El libro se cierra con el paso de Melville por Roma donde se extasia contemplando las estatuas romanas, eternos ejemplos de la perfección del arte antiguo, estatuas o bustos de Sócrates, Julio César, Séneca (al que presenta como avaricioso y codicioso), Platón
Lo aquí dicho por Melville me resulta demasiado escaso y a día de hoy existen otros textos mucho más jugosos en relación con el arte escultórico o con el acto de viajar. Hace dos siglos lo aquí enunciado por Melville quizás tuviera cierta repercusión pero leído hoy no le encuentro apenas ningún aliciente.

Gadir. 2011. 95 páginas. Traducción de Elizabeth Falomir Archambault.

9788494044144

El cocodrilo (Fiódor Dostoievski)

Fiodor Dostoievski desata su vis más cómica en El cocodrilo para ofrecernos un relato donde el absurdo toma el mando, tal que un fulano, sin darse cuenta es absorbido por un cocodrilo, sin que la historia devenga gore. Una vez instalado cómodamente el okupa forzoso dentro del animal, quiere éste aprovechar la coyuntura para sacar de ese ingerimiento algo provechoso, entregado al estudio y a sus pensamientos, porque lo que le sobra en esa caverna animal es tiempo.

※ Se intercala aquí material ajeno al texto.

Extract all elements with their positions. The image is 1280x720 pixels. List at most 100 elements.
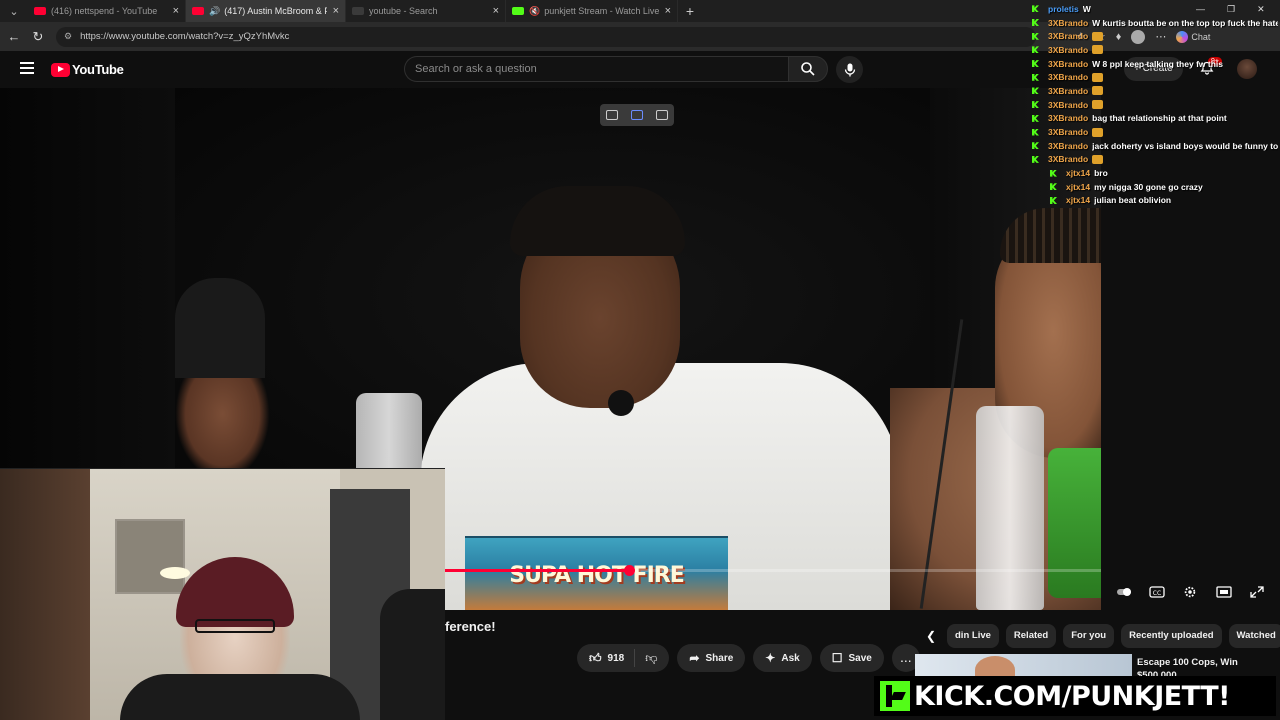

A su alrededor, su amigo hace lo posible por sacarlo de allí, mientras se suceden las escenas a cual más absurda, como considerar la posibilidad de que la nueva situación laboral del engullido adopte la forma de una comisión de servicios o incluso llegar a valorar la posibilidad de empadronarse allí dentro.

Mientras, los periódicos se hacen eco de la noticia -a su manera-, y se preocupan más de salvar al animal, que tras ingerir a un humano se muestra agotado, !incluso se le saltan las lágrimas del esfuerzo!, que de preocuparse por el estado del humano devorado.

La mujer del desaparecido -ante una situación que parece no incomodarla en demasía- ya ocupa su tiempo libre con otros pretendientes, mientras el dueño del cocodrilo y su mujer, una pareja de alemanes devorados por su afanes crematísticos, sólo están dispuestos a abrir en canal a su mascota a cambio de una cifra astronómica, propiedades inmuebles e incluso rangos militares.

Dostoievski se mofa de los funcionarios, de los periodistas, de la codicia, de la inhumanidad, de ese beneficio económico que se antepone a cualquier otra circunstancia -la vida humana, por ejemplo-, todo ello narrado con mucha ironía y gracejo pero sin dar los zarpazos lacerantes que soltaba por ejemplo en El jugador.

El final queda abierto a cualquier posibilidad.

Lo edita Gadir con traducción de Enrique Moya Carrión e ilustraciones de Eugenia Ábalos.